The multiplayer is of course the main focus of Battlefront, but if you want to play offline you will be able to improve yourself in so-called Star Wars Battlefront Missions. These are special missions that you can take on either offline or online - in either local split-screen or online co-op. There is also a Partner System which lets two players create a team. This means that you can not only play together and join each other's matches, but it also opens up the possibility of sharing equipment; this means you can share your unlocks.
Battlefront is scheduled for launch on November 17, a month before The Force Awakens gets its theatrical release. It will come with a free DLC package called Battle of Jakku. In the recent The Force Awakens teaser we saw the wreckage of a gigantic Star Destroyer withering away in the wastes. The Battle of Jakku gives the player the opportunity to participate in the battle that leads up to it appearing in that stunning vista. However, it should be noted that Star Wars: Battlefront doesn't tie in with the new movie. Places, events and characters are based on Episode IV-VI. No Jar-Jar Binks in other words, thankfully.
We tried to convince executive producer Patrick Bach to release a DLC package devoted to Ewoks, but we likely didn't make any headway. "Though you are actually the second today wondering about the Ewoks in the game," he told us, as if trying to offer some sort of consolation.

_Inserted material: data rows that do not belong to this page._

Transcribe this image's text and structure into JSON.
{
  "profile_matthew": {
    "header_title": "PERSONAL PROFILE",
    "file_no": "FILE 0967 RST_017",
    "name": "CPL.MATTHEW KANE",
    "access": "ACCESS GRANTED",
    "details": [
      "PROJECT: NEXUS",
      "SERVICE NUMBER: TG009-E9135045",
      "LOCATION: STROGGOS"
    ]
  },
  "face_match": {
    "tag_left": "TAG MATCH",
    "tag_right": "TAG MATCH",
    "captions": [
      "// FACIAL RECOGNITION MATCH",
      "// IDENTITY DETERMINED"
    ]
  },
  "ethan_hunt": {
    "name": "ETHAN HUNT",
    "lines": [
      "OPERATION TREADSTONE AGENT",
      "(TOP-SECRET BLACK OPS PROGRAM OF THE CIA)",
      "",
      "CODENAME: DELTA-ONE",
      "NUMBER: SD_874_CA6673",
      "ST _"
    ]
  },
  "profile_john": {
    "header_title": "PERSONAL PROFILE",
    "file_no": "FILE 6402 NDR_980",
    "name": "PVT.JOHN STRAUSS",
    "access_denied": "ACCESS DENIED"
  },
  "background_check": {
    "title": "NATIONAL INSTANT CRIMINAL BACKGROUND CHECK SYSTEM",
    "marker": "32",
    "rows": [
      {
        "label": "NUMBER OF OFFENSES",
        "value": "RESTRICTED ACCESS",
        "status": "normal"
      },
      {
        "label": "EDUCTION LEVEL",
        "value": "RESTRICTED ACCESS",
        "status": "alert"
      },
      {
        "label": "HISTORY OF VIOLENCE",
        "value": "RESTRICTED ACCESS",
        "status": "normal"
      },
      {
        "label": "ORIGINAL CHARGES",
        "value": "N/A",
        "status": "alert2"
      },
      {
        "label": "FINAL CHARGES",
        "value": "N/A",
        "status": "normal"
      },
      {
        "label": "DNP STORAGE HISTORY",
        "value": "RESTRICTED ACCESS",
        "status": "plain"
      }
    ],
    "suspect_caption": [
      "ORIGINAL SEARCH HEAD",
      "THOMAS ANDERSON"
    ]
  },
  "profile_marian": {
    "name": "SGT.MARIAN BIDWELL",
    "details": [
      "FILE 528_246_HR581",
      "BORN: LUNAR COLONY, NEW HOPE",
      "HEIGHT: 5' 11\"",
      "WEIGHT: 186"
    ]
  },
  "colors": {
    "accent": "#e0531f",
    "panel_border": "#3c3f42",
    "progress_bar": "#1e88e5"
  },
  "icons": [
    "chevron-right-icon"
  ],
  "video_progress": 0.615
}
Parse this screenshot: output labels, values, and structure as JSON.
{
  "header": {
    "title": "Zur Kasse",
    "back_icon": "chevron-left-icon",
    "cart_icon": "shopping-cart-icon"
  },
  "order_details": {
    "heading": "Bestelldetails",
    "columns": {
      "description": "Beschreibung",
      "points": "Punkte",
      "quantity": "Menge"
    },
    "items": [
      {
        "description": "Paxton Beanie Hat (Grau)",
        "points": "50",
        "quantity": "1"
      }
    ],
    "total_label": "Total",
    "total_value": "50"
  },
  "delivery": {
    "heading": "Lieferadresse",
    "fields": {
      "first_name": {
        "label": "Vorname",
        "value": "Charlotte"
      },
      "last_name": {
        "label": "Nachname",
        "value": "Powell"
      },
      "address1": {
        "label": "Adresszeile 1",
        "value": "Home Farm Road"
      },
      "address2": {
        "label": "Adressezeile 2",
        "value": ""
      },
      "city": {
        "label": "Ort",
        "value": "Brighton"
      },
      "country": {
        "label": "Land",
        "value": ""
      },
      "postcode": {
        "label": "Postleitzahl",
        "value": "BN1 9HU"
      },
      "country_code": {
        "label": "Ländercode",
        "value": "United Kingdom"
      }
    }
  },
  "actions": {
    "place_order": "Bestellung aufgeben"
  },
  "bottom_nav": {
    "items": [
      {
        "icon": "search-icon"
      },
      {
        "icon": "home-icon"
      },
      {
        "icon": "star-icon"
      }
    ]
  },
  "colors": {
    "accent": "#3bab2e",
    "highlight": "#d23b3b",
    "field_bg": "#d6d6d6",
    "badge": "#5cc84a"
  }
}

There are many questions that linger after the demonstration. We don't know the number of game modes or how many custom mechanics there are going to feature. We don't know the exact number of maps (Hoth, Endor, and some quick glimpses of the mountains on Tatooine are all we saw), or even how much it really differs from its predecessors. The lack of information is frustrating, but there's also no denying that what DICE shared was enough to make us desperate for more.
Battlefront looks incredibly delicious, and sounds equally delightful. DICE's vision for the series is illustrated in a very simple and neat way when we see a picture of the daughter of one of the studio execs playing with a bunch of Star Wars figurines. Battlefront should be like a massive toy box, an opportunity for players to recreate the feeling of the battles that we have seen many times over the years, those that we as fans have grown intimately familiar with.
"For us it's about being true to what Star Wars stands for," says Bach. "It's hard not to respect that people take this damn seriously, and this is something you need to recognise and be very respectful of."